Rachel watches them go back and forth with rapt attention, despite the fact she barely speaks any Spanish.
"Stay here and we can investigate together, or go out there and get yourself killed." Percy was going to develop an ulcer because of this case. "Those are your choices."
She scoffs, crossing her arms across her chest and turning away from him. "Wow, such good options. I can hardly pick between staying at the apartment of a mass murderer and his psychic roommate and going out into the great beyond and getting snatched up by a serial killer. However will I choose? "
He levels a look at her. "Sarcasm won't keep you alive."
She sticks her tongue out at him. Percy throws up his hands and turns away in defeat.
"Flora…" Rachel pipes up. "Would you like to take a shower? I think I have some clothes that would fit, if you don't mind a few paint splatters on them."
Flora picks at stray threads on the edge of her hoodie, looking between Percy and Rachel. "Um.. maybe. But just a shower. Then I'm leaving."
Percy sighs. "Be my guest. The shower pressure is great."
He can see her contemplate it, especially considering the showers she was likely used to at camp were absolute shit.
"Okay," she concedes. "I'm taking my sweet time, though."

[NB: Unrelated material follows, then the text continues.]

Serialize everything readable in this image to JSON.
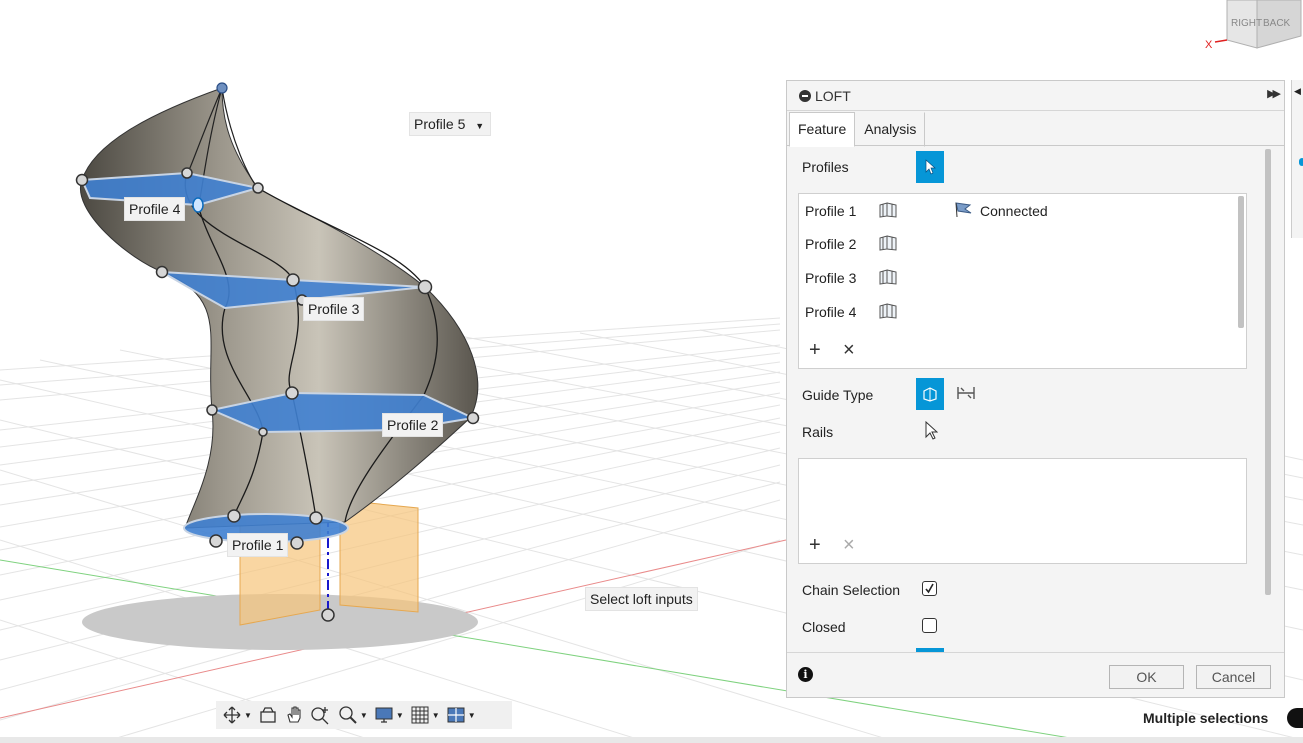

Rachel leads her to the bathroom and throws a look over her shoulder at Percy, as if she knows they've gotten themselves in deep.
Flora knows she's not supposed to trust Percy Jackson of all people, but in a world where everything has been upended, where she can't tell friend from foe, throwing her lot in with the former golden boy of Camp Half-Blood seems like a good way to go. If anything, she can steal something expensive from this ridiculously fancy apartment that is so desperately trying not to look expensive.
She wonders who the Oracle paid to shabby up the chic she'd purchased.
At least the shower was good: the water hot and the pressure just as nice as Percy said. She emerges from the bathroom in Rachel's clothes, a bit too big for her but better than the hoodie she'd been wearing for weeks straight. The trash in the bathroom was filled with various leaves and sticks she'd picked from her hair.
She barely recognizes herself in the fogged up mirror. Dark hair, tan skin, dark eyes… it was all muddled in the waves of the mirror. She worries at her bottom lip and turns away. There wasn't time for this.
It'd all be over soon. Even if Percy Jackson can't help her, she'll find a way.